I moved to Jersey City 8 years ago. I am not a JC native, I live Downtown, and I am not going to deny that I am lucky and privileged to be able to send my child to a good school, I have food to eat, and I have a home. I am not worried about where I am going to sleep at night.
Even in the last 8 years, I’ve witnessed Jersey City change so much. I am not saying these changes are negative, not at all. I am the first to enjoy a new restaurant opening, a new shop, and having options of new things to do and people to meet. The issue is ignoring everything else that’s going on while all these changes are happening.
I started ChicpeaJC as a hobby and never realized it would grow to where it is today. I want to give back to this community that I’ve grown to love so much, and I no longer want to paint this picture of Jersey City that it is perfect. There are people and children who need our help.
We can’t stop people from moving in, that is just the nature of an urban city, especially one that is so close to Manhattan. But people moving here need to take responsibility. If you’re going to move to a new city you need to take interest in it, in the good and the bad. You need to shop local so that the small local businesses here can thrive. You need to support local music and arts, and take interest in local government. You can’t move to a city and use it as a place to sleep and save money on rent. It’s not fair to those who’ve been here all their lives and can now barely afford to stay here.
Gentrification. I hate this word, and I’ve been denying using it all these years.

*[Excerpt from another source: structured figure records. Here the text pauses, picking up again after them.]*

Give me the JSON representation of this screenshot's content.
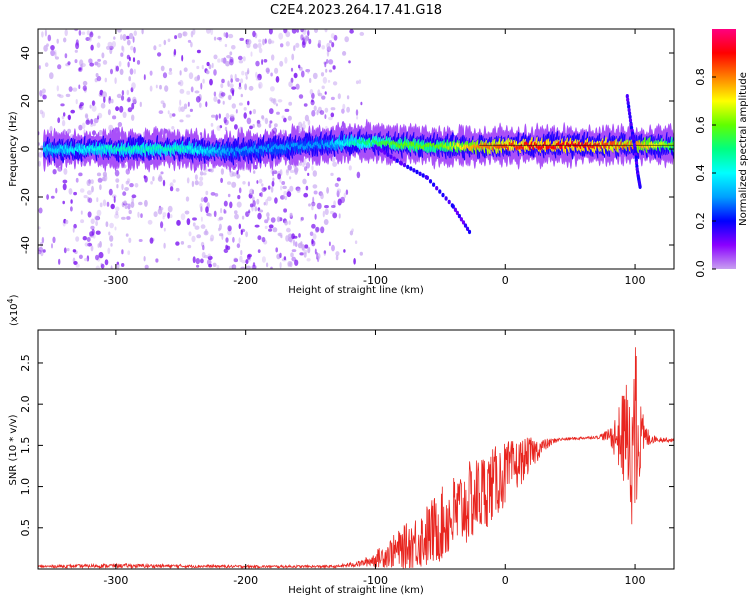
{
  "title": "C2E4.2023.264.17.41.G18",
  "chart_data": [
    {
      "type": "heatmap",
      "xlabel": "Height of straight line (km)",
      "ylabel": "Frequency (Hz)",
      "xlim": [
        -360,
        130
      ],
      "ylim": [
        -50,
        50
      ],
      "xticks": [
        "-300",
        "-200",
        "-100",
        "0",
        "100"
      ],
      "yticks": [
        "-40",
        "-20",
        "0",
        "20",
        "40"
      ],
      "colorbar": {
        "label": "Normalized spectral amplitude",
        "range": [
          0,
          1
        ],
        "ticks": [
          "0.0",
          "0.2",
          "0.4",
          "0.6",
          "0.8"
        ],
        "colors": [
          "#c8a0f0",
          "#8a00ff",
          "#0000ff",
          "#00a0ff",
          "#00ffff",
          "#00ff80",
          "#60ff00",
          "#ffff00",
          "#ff8000",
          "#ff0000",
          "#ff0080"
        ]
      },
      "ridge": [
        {
          "x": -350,
          "f": 0,
          "amp": 0.35
        },
        {
          "x": -300,
          "f": 0,
          "amp": 0.45
        },
        {
          "x": -250,
          "f": 0,
          "amp": 0.45
        },
        {
          "x": -210,
          "f": -1,
          "amp": 0.3
        },
        {
          "x": -140,
          "f": 2,
          "amp": 0.3
        },
        {
          "x": -110,
          "f": 3,
          "amp": 0.5
        },
        {
          "x": -80,
          "f": 2,
          "amp": 0.6
        },
        {
          "x": -50,
          "f": 1,
          "amp": 0.6
        },
        {
          "x": -20,
          "f": 1,
          "amp": 0.8
        },
        {
          "x": 20,
          "f": 1.5,
          "amp": 0.9
        },
        {
          "x": 60,
          "f": 1.5,
          "amp": 0.9
        },
        {
          "x": 100,
          "f": 1.5,
          "amp": 0.8
        },
        {
          "x": 130,
          "f": 1.5,
          "amp": 0.6
        }
      ],
      "branches": [
        {
          "points": [
            [
              -100,
              1
            ],
            [
              -80,
              -6
            ],
            [
              -60,
              -12
            ],
            [
              -40,
              -24
            ],
            [
              -27,
              -35
            ]
          ]
        },
        {
          "points": [
            [
              94,
              22
            ],
            [
              97,
              10
            ],
            [
              100,
              0
            ],
            [
              102,
              -10
            ],
            [
              104,
              -16
            ]
          ]
        }
      ]
    },
    {
      "type": "line",
      "xlabel": "Height of straight line (km)",
      "ylabel": "SNR (10 * v/v)",
      "y_exponent": "(x10",
      "y_exponent_power": "4",
      "y_exponent_close": ")",
      "xlim": [
        -360,
        130
      ],
      "ylim": [
        0,
        29000
      ],
      "xticks": [
        "-300",
        "-200",
        "-100",
        "0",
        "100"
      ],
      "yticks": [
        "0.5",
        "1.0",
        "1.5",
        "2.0",
        "2.5"
      ],
      "color": "#e8251f",
      "envelope": [
        {
          "x": -360,
          "base": 300,
          "amp": 150
        },
        {
          "x": -300,
          "base": 400,
          "amp": 250
        },
        {
          "x": -200,
          "base": 300,
          "amp": 150
        },
        {
          "x": -130,
          "base": 300,
          "amp": 150
        },
        {
          "x": -110,
          "base": 700,
          "amp": 400
        },
        {
          "x": -100,
          "base": 1200,
          "amp": 1000
        },
        {
          "x": -80,
          "base": 2500,
          "amp": 2500
        },
        {
          "x": -60,
          "base": 4000,
          "amp": 4000
        },
        {
          "x": -40,
          "base": 6500,
          "amp": 5000
        },
        {
          "x": -20,
          "base": 9000,
          "amp": 5000
        },
        {
          "x": 0,
          "base": 11500,
          "amp": 4000
        },
        {
          "x": 20,
          "base": 14000,
          "amp": 2000
        },
        {
          "x": 30,
          "base": 15000,
          "amp": 800
        },
        {
          "x": 40,
          "base": 15700,
          "amp": 200
        },
        {
          "x": 70,
          "base": 16000,
          "amp": 150
        },
        {
          "x": 80,
          "base": 16200,
          "amp": 800
        },
        {
          "x": 88,
          "base": 16000,
          "amp": 4000
        },
        {
          "x": 95,
          "base": 16000,
          "amp": 8000
        },
        {
          "x": 100,
          "base": 15000,
          "amp": 13000
        },
        {
          "x": 104,
          "base": 15500,
          "amp": 5000
        },
        {
          "x": 108,
          "base": 16000,
          "amp": 1500
        },
        {
          "x": 115,
          "base": 15800,
          "amp": 400
        },
        {
          "x": 130,
          "base": 15600,
          "amp": 200
        }
      ]
    }
  ]
}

I look back and realize that my biggest critics were right. I am the poster child of the new Jersey City, the JC Make It Yours, the We are Jersey City. I was part of both campaigns, by the way. I really have nothing against what they were trying to do. Again, it’s business, but I do not want to be that person anymore. I don’t want to lie. I don’t want to hide behind shiny billboards with hashtag slogans. I want to start this conversation and be open about what’s going on around us, or else it will never be better.
All of us who live in this city are responsible for each other, whether we were born here or moved here recently. We need to come together as a community and help make things better. There is so much the Mayor and members of council can do. There is so much they can control on any given day. As they say, it takes a village. Sitting on social media and sharing negative articles isn’t going to help anyone. Seeking out those who need help will. Whether it’s local shelters who need supplies for the winter, youth mentorship programs who need mentors, volunteering to be a Big Brother or Big Sister… there is so much we can do. There are so many incredible local organizations who are making a difference. But it’s not just about volunteering and giving back, it’s being aware that these things are happening around us.
I started Content Creators Academy because I feel socially responsible to do something that could make a change in someone’s life, starting with our youth. They need a place to go to after school, where they can be, where they can create, where they can feel safe. This is what I know, I’ve come to learn that a lot of these teenagers crave a creative outlet. They are on social media, they are interested in culture, music, and fashion, so why not give them a safe space where they can do all that with the guidance of mentors who can influence them while also teaching them valuable skills that can be used for their future.
If you just moved to Jersey City and are reading this, I urge you to get out of your bubble and really take a look at your new home. Visit other neighborhoods, talk to people, take action. You never know what you will learn, and you never know what or who might just inspire you.
I will continue to spread light and empower/inspire my readers by writing about the positive things happening in our city. But just know that this conversation will not end here. We all need to take responsibility for what is going on around us and make sure we continuously talk about it.